Igami : For example, we would not have been able to set standards for judging results that indicate skin condition without the opinions and feedback from our partners. It is not easy to judge whether the results of measurements indicate that the skin is oily or dry, or set thresholds for the two conditions by simply viewing the data. The precision of the numerical data is very important, of course, but for the beauty business to be able to use them properly, the question is how to ensure measurement results yield more valuable information. The solution to this is very important. In that sense, I believe this product was only possible because we were able to include customers' opinions.
Tsuzuki : To be honest, there was considerable argument within the company as to whether the product should be called BeautyExplorer. The product's original technical name was SKKEP (Smart Skin Evaluation Program), and some of the male members doubted it was necessary to create a new product name. But as we continued to discuss the matter, we eventually reached the conclusion that in order to persuade our partners -- beauty salons and pharmaceutical manufacturers -- to use our product in their outlets, and enable them to understand our approach to beauty treatment, it was essential to use an easy to understand name with which they could quickly become familiar. In the end, we decided to call our product the BeautyExplorer. The decision had nothing to do with male or female points of view. Our primary goal was to please our partners. Whenever we had to incorporate perspectives of various kinds, that was always our most important criterion.
Akita : We were not particularly focused on diversity during this project. However, I believe that diversity became a natural outcome as we all did our best to push the project forward. The atmosphere that resulted from open exchanges of ideas through discussions ultimately helped to create a great product.
Igami : It is really quite a challenge to adopt new approaches that have no precedents. However, I learned we can accomplish great things if we gather people from diverse backgrounds to work together.

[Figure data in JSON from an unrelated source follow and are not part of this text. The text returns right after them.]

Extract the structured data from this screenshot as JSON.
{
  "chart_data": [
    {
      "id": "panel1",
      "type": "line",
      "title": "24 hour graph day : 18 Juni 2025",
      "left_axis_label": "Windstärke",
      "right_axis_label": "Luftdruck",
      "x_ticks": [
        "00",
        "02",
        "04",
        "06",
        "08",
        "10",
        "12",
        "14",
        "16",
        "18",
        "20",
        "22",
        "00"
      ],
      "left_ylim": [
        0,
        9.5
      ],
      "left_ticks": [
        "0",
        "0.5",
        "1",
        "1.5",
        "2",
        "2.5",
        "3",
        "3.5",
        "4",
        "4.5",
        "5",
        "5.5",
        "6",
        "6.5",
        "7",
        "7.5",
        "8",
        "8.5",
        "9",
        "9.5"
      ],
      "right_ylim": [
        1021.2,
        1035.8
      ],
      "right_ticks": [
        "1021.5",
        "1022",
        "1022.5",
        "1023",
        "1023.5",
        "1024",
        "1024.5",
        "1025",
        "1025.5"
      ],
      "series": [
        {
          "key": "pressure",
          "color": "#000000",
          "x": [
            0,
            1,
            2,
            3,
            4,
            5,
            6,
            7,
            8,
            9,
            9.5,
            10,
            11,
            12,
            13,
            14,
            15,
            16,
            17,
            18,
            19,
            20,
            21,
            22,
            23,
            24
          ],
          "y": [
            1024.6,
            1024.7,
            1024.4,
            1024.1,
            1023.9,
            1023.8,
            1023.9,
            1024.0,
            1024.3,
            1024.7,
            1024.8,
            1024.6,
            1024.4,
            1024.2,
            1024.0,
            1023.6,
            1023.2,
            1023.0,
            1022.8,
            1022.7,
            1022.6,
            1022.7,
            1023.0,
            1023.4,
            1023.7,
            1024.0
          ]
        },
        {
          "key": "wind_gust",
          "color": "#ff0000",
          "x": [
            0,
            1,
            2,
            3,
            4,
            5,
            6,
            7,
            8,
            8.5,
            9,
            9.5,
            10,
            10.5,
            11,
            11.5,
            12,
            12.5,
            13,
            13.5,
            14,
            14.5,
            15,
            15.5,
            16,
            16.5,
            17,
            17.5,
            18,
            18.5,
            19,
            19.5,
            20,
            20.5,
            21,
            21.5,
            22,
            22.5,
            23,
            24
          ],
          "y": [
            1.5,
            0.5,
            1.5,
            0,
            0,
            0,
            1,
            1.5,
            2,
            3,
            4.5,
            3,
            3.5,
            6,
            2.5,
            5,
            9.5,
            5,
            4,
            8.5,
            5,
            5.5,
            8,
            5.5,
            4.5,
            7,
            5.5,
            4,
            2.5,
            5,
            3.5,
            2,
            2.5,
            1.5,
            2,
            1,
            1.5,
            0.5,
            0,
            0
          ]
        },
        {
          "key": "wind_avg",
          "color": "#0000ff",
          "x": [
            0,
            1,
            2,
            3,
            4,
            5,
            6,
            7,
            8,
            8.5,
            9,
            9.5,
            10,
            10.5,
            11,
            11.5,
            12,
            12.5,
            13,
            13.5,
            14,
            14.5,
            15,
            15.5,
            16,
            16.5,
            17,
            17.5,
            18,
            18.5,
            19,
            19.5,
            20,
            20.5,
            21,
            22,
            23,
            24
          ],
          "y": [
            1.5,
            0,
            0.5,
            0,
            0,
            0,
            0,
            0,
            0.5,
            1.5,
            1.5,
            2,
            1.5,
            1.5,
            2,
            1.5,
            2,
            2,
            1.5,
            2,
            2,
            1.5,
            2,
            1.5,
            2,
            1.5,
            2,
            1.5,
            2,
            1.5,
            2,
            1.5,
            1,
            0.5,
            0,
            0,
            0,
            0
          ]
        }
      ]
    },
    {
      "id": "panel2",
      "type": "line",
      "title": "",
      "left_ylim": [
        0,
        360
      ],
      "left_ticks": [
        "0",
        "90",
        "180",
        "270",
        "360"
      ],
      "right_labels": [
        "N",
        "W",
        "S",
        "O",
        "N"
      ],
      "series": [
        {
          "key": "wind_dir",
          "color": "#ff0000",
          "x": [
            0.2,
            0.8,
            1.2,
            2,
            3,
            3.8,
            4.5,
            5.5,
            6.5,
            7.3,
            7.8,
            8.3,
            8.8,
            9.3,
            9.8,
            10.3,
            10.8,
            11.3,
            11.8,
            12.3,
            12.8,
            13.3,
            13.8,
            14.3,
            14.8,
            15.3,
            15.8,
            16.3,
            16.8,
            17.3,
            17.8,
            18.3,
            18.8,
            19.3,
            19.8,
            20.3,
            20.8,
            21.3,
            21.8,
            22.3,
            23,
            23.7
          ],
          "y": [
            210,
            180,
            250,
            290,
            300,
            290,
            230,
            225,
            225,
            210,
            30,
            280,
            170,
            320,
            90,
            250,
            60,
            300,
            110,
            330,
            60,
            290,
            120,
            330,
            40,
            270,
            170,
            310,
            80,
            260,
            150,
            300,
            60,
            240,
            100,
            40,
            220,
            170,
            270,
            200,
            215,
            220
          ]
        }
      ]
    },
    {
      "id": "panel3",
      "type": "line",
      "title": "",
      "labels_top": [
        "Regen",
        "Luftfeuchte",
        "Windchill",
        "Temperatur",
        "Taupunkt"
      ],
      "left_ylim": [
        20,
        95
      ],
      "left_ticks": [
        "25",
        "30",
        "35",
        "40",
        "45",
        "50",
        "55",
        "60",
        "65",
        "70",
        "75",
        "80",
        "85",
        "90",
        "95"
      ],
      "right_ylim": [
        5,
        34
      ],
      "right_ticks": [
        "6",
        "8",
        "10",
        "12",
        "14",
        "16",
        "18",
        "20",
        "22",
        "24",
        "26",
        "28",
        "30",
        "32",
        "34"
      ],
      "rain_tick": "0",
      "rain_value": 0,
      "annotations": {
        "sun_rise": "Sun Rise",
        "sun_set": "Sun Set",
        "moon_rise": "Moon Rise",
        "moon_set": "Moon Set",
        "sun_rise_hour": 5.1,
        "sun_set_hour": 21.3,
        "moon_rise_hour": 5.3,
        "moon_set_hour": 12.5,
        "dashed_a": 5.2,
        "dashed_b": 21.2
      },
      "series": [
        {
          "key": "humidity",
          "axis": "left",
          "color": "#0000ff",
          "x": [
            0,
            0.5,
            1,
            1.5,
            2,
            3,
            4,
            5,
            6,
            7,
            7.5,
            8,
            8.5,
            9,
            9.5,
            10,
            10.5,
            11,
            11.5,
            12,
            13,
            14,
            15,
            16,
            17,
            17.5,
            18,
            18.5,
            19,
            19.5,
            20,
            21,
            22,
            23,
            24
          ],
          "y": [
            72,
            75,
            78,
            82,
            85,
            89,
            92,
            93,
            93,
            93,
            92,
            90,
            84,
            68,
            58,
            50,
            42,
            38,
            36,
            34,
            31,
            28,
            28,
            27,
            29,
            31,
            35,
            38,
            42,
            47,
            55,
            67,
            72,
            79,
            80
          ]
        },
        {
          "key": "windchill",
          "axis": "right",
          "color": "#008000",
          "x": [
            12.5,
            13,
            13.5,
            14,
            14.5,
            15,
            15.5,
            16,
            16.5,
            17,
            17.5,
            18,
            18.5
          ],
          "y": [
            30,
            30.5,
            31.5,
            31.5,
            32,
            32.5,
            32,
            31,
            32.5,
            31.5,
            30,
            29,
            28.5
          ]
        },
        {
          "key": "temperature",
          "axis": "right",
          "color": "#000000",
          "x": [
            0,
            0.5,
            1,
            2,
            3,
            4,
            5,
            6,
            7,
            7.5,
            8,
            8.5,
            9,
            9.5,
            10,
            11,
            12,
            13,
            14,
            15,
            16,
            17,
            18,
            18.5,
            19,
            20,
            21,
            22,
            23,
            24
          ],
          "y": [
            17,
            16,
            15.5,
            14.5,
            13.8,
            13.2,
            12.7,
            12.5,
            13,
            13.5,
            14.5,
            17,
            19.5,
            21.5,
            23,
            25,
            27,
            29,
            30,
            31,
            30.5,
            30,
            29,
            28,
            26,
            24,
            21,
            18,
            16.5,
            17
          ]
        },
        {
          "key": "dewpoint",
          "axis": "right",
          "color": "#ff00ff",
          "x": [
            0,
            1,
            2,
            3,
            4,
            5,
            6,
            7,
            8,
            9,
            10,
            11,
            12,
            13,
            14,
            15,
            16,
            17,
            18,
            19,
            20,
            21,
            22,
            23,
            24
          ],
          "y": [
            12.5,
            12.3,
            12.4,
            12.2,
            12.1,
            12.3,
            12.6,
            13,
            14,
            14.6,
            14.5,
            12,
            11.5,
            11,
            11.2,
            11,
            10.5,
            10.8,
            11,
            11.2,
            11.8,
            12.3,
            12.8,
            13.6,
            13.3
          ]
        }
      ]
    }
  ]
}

Looking ahead, I am sure we can create new values for customers if people with diverse values cooperate.
Miyakoshi : The project advanced not because someone decided something, but because we mutually recognized the validity of other people's thinking and accepted their viewpoints. It's great fun to be in a workplace where all sorts of ideas are flying around. A diverse environment provides the motivation for this kind of work.
Hashimoto : Sony's corporate culture allows candid exchanges of opinion irrespective of gender, rank, career or background, and reflects the fact that anybody can come up with good ideas. Looking ahead to the possibility of establishing more new businesses, I will always value an environment that allows frank discussions among members with a wide range of views, as happened in this case.
Tsuzuki : Diversity is not just a matter of differences between men and women. There are many different opinions even among women. It is important to ascertain what sort of experiences other individuals have had, as well as their points of view. The very fact that a variety of people work for Sony opens up various possibilities for individual projects.